We can't build solutions the way we always have. The outputs we need have to come from emergence, and only complex objects can do emergence. We can't make specific choices about pieces and connections that produce known outcomes. Instead, we have to step outside the system, like nature does.
Building things in the age of complexity means using processes that are similar to natural selection. Variation, iteration, and selection are the main things. The internal setups of our solutions have to emerge on their own.
To build technology is to solve problems with physical things. It has always depended on design, but the number of pieces and interactions we need now means we can't really design anymore. We can't set the settings within our creations directly. We don't have access to the information we'd need to set those settings, and even if we did, that's not how nature works. Approaches based on design are based on reductionism, and you can't use reductionist thinking to make things that work in complex situations.
But building things still needs knowledge about the principles, materials, and processes involved in construction. Things behave differently under different conditions, and you need that knowledge to make sensible decisions. Like with traditional engineering, building complex things that work still needs an understanding of how structural integrity, safety, functionality, and efficiency play out in the environments we put things in.
The difference now is that that knowledge can't be based on the internal details of our creations. That's totally different from how science and engineering operate today. To build an office tower with structural integrity means using knowledge of how loads are distributed within the building. The interactions between beams, columns, and foundations are used to design and build a working structure.
Making objects that meet safety standards means understanding how various things interact and how they might fail. To foresee potential hazards and reduce risks, you have to make conscious decisions about which pieces to use and how to connect them. Think about fire-rated walls, sprinkler systems, and evacuation routes. We've made our creations efficient by optimizing their internal workings. To find areas for improvement, we've had to think about the connections between pieces and use that knowledge to streamline processes, minimize waste, and reduce costs. Functionality has always been possible by understanding the internal mechanisms and processes by which outputs are produced.

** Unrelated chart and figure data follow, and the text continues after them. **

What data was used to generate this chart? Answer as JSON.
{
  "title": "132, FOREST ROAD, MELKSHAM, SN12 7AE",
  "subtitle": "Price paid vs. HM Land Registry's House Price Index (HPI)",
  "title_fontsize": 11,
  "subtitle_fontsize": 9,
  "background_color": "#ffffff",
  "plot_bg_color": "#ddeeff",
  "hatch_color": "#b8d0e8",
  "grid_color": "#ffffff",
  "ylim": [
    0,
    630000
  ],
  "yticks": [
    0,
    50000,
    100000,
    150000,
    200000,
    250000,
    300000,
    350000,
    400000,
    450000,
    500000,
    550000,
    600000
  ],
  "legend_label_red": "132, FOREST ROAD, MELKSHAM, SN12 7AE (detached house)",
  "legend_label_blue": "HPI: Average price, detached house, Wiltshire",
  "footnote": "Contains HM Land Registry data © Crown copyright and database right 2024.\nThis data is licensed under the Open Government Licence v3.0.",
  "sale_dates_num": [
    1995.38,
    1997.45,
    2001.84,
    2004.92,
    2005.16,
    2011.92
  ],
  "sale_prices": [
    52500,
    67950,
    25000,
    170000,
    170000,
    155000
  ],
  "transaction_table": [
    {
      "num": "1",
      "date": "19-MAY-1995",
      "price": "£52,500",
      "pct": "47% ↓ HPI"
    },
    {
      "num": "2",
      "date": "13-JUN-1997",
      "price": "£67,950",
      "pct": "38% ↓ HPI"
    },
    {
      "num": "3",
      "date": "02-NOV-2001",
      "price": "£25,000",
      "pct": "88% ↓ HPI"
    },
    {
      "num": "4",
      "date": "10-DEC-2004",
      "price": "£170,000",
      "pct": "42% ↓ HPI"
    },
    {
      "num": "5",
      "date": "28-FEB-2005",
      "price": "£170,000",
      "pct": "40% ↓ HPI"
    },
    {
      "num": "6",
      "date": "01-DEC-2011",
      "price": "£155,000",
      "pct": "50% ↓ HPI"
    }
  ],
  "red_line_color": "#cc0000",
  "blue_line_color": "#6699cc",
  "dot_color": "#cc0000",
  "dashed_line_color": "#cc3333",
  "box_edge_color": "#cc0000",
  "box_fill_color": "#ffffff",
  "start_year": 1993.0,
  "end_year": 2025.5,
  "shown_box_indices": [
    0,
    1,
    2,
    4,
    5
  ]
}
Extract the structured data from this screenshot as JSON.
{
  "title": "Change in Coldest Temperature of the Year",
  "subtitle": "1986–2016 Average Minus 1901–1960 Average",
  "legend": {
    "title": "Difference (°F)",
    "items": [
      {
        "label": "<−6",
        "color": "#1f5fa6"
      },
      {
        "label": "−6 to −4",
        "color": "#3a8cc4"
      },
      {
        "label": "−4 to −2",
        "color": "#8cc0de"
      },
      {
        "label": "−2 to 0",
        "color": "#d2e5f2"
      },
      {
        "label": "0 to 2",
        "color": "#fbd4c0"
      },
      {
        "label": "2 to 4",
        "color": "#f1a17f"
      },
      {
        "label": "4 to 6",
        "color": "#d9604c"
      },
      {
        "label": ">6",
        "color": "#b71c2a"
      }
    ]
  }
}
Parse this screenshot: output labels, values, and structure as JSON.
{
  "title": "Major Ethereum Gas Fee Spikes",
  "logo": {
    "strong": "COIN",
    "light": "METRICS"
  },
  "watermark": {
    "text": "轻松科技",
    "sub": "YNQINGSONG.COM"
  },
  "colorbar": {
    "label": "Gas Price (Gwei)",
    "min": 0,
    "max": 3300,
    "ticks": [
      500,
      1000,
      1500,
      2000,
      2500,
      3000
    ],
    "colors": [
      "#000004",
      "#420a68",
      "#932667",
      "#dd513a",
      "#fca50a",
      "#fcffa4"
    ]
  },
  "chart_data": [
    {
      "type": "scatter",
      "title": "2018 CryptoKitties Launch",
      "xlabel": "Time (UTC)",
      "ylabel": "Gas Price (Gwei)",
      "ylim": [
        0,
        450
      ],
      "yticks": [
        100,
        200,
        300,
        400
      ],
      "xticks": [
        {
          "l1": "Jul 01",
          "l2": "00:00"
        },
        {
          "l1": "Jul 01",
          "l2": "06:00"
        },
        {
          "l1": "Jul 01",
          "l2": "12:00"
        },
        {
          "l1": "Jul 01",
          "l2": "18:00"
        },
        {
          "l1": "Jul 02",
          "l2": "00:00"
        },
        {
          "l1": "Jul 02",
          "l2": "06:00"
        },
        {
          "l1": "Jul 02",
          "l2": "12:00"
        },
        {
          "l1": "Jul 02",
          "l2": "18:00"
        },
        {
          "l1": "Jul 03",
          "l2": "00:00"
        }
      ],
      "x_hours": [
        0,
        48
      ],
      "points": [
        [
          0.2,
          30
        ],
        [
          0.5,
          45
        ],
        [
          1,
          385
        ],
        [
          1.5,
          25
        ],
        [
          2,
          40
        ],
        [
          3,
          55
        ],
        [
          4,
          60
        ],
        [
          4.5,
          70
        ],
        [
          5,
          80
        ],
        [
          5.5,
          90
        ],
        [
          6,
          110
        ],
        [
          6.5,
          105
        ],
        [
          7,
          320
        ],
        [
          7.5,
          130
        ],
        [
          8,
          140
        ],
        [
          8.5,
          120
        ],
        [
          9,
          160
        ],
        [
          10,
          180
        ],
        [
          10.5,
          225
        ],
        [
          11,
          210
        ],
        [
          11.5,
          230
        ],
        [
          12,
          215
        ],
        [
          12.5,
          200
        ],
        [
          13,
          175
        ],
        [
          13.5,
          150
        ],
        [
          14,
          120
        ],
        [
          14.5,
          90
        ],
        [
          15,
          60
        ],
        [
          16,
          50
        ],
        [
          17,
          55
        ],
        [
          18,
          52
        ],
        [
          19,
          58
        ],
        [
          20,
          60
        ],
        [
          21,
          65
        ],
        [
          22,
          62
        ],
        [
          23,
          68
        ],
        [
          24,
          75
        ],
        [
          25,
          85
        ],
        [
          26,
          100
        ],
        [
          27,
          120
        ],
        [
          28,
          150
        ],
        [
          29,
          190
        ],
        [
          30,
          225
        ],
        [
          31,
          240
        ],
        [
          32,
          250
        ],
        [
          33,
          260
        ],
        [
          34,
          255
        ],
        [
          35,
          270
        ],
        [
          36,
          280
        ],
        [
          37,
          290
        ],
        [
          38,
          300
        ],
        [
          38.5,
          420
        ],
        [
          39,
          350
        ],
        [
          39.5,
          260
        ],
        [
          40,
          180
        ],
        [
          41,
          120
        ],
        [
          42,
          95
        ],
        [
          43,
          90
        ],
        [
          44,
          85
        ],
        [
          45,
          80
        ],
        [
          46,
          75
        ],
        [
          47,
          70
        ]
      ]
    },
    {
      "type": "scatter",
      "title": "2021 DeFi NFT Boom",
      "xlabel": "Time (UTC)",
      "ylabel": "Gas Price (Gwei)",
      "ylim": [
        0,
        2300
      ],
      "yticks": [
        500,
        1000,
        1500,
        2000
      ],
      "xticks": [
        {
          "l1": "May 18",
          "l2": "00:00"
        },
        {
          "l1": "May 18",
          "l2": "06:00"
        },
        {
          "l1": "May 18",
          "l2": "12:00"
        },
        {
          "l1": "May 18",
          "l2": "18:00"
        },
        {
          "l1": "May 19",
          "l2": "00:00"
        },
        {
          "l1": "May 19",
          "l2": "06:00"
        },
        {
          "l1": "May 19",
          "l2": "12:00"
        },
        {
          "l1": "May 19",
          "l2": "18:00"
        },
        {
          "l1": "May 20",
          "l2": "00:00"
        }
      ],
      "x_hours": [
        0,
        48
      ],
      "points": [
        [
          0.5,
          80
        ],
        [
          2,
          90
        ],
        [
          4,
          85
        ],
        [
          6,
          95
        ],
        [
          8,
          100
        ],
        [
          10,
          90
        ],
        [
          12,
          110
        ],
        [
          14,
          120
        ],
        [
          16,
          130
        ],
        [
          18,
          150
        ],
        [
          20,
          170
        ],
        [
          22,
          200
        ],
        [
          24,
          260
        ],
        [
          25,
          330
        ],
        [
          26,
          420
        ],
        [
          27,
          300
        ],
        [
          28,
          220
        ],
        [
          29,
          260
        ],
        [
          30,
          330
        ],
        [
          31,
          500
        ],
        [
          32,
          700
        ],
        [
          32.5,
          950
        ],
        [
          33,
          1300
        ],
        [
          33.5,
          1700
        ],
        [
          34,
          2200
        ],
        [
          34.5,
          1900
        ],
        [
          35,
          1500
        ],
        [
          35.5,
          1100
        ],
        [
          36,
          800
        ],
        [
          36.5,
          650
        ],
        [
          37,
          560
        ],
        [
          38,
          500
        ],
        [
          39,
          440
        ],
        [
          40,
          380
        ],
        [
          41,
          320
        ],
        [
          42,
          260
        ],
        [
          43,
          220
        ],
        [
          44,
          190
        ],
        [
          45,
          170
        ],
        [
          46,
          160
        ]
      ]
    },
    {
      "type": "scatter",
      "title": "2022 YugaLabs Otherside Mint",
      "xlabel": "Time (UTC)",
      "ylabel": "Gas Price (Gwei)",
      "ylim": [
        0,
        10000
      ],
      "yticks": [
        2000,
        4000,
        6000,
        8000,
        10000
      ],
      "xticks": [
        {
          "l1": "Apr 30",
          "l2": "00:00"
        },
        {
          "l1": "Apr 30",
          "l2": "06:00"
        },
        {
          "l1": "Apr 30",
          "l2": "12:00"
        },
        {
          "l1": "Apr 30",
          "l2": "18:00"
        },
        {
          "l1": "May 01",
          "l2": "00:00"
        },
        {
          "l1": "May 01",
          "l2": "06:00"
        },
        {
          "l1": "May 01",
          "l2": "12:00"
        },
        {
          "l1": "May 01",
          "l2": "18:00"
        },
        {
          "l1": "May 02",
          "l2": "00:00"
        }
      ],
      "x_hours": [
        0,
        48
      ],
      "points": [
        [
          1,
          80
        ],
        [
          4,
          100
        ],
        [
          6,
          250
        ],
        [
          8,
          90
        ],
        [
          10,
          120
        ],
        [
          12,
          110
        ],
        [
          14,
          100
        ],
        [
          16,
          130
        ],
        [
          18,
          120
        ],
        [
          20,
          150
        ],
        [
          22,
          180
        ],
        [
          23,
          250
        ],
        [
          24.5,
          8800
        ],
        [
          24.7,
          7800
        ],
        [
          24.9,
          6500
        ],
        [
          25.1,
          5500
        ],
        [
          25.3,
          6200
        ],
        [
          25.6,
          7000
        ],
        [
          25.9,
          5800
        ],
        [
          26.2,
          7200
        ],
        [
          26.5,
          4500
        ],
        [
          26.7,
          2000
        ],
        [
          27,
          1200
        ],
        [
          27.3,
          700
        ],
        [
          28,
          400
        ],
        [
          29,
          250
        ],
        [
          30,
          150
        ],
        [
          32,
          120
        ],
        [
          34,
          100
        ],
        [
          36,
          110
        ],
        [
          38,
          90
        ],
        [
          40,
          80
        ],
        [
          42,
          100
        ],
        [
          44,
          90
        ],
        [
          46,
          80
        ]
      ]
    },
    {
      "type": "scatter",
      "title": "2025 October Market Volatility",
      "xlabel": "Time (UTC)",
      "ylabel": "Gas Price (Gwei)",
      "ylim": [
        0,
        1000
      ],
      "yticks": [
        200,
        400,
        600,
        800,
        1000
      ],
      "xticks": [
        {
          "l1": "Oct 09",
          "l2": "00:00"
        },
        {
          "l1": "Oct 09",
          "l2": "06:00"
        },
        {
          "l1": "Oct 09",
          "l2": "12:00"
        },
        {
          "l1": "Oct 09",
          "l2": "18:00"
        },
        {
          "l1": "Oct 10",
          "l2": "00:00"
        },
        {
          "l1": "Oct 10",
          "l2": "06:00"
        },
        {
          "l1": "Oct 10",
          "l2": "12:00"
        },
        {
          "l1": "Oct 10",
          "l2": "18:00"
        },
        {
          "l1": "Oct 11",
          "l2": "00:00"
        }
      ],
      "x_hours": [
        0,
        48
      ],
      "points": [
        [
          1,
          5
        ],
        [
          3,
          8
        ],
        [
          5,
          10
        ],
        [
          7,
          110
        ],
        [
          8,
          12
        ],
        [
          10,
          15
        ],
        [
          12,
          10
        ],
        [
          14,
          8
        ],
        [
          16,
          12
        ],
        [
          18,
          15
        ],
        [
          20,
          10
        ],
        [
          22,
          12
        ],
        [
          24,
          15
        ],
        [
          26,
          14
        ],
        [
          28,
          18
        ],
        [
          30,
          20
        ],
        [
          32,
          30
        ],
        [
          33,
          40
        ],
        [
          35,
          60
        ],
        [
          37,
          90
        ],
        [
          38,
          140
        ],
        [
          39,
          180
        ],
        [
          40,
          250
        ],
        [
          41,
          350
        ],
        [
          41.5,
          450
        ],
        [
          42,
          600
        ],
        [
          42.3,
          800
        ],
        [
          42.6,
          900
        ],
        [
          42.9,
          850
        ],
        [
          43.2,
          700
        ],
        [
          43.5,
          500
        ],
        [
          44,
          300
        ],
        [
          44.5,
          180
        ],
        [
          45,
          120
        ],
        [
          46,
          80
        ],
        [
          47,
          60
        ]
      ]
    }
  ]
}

All of these examples are based on internal knowledge of how things work. As we move into the age of complexity, we can't just throw away all that knowledge about the principles, materials, and processes. The difference is that we have to reframe that knowledge in terms of external properties. Just as natural selection achieves true sophistication without any internal knowledge, we have to step outside the systems we create and set our standards there.
To do this, we have to understand what emergence is. Not with some reductionist story that tries to connect small and large scales via causal connections, but by using knowledge of the universal properties of information, computation, and evolution.
We can only understand how nature computes by stepping back and looking at what nature is doing to achieve its emergent structures and behaviors. You won't find this in the annals of science. Not because people haven't tried, but because their attempts still smack of the old reductionism. We need an objective look at what nature is doing with information, computing, and evolution to create its solutions. Only by stepping outside our current way of thinking and seeing nature for what it is can we shed our outdated reductionist lens and bring forth truths about how nature works.